44. In my view, the more practical and realistic approach is to make a declaration that PG lacks capacity in the two key respects, but also make clear that when being helped by the care workers they should so far as possible protect her autonomy and interfere to the minimum degree necessary to keep her safe.

Comment

Lieven J’s observation that whatever orders she had made had to be workable, not just as a matter of pragmatism, but also so as actually satisfy the ECHR, is an important one.  Further, her identification of the difficulties with making anticipatory declarations in PG’s case resonates with the wider difficulty of seeking such anticipatory declarations, which in practice are only really workable if they relate to (1) a very obvious one-off, for instance giving birth; or (2) a situation where there are very clear, and obvious, external triggers for a person temporarily losing capacity to make a relevant decision.  It is important to remember, however, that this is a difficulty solely for the court, which is fixed with the obligation to determine, at the point of making its decision, whether the person has or lacks the relevant capacity and – if possible – whether there are specific and identifiable circumstances under which they may do so.  Outside the courtroom setting, the question is always whether those concerned with carrying out acts in connection with care and treatment reasonably believe that the person lacks capacity to give the relevant consent at the point that consent is required.  In this regard, the guidance note we have done about fluctuating capacity in context may be of assistance (and also contains consistent and complementary observations about the operation of the ECHR to those contained in the current judgment).

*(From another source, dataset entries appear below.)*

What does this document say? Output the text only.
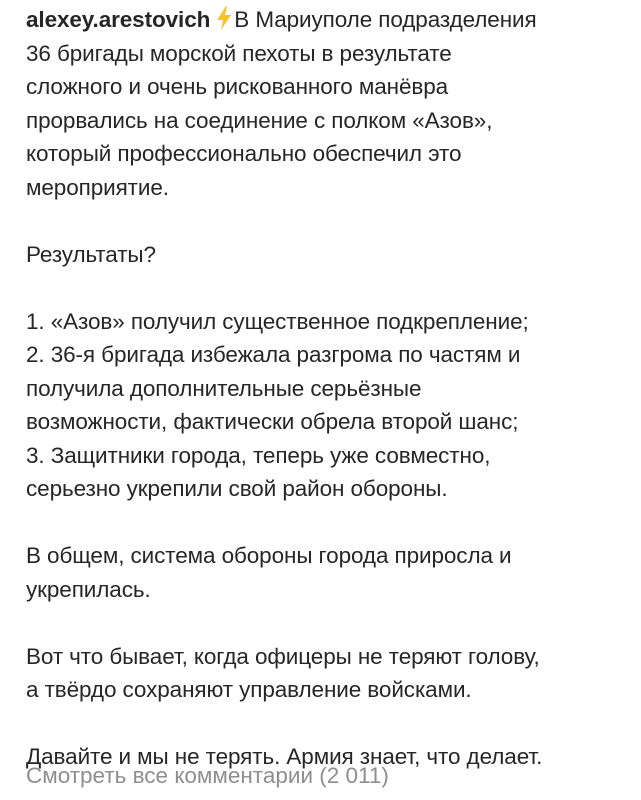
alexey.arestovich В Мариуполе подразделения
36 бригады морской пехоты в результате
сложного и очень рискованного манёвра
прорвались на соединение с полком «Азов»,
который профессионально обеспечил это
мероприятие.

Результаты?

1. «Азов» получил существенное подкрепление;
2. 36-я бригада избежала разгрома по частям и
получила дополнительные серьёзные
возможности, фактически обрела второй шанс;
3. Защитники города, теперь уже совместно,
серьезно укрепили свой район обороны.

В общем, система обороны города приросла и
укрепилась.

Вот что бывает, когда офицеры не теряют голову,
а твёрдо сохраняют управление войсками.

Давайте и мы не терять. Армия знает, что делает.

Смотреть все комментарии (2 011)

Lieven J’s emphasis on the importance of care workers protecting the autonomy of PG was an important ethical corollary to her willingness to declare PG to lack capacity in the relevant domains, and must always be remembered in any case where workably securing the person’s interests may push towards a more ‘longitudinal’ approach to capacity.  It also equally, if not more, important to remember that such situations are ones crying out for working with the individual to help them set out what they would like (or would not like) at points when they may in fact lack capacity.


[1] As a matter of law, a person can lack capacity for purposes of the MCA where alcohol has sufficiently impaired the functioning of their mind or brain (see paragraph 4.12 of the Code of Practice).  However, a whole series of complexities would ensue in terms of seeking to establish a framework around someone with no apparent impairment, but who lacked capacity to make decisions about contact when intoxicated: not least, that such a framework could logically apply to anyone who might ever drink alcohol.  In relation to addressing alcohol dependence, which raises distinct, and very difficult questions, see this guidance from Alcohol Change, and for a discussion about alcohol related brain damage and capacity, see this shedinar.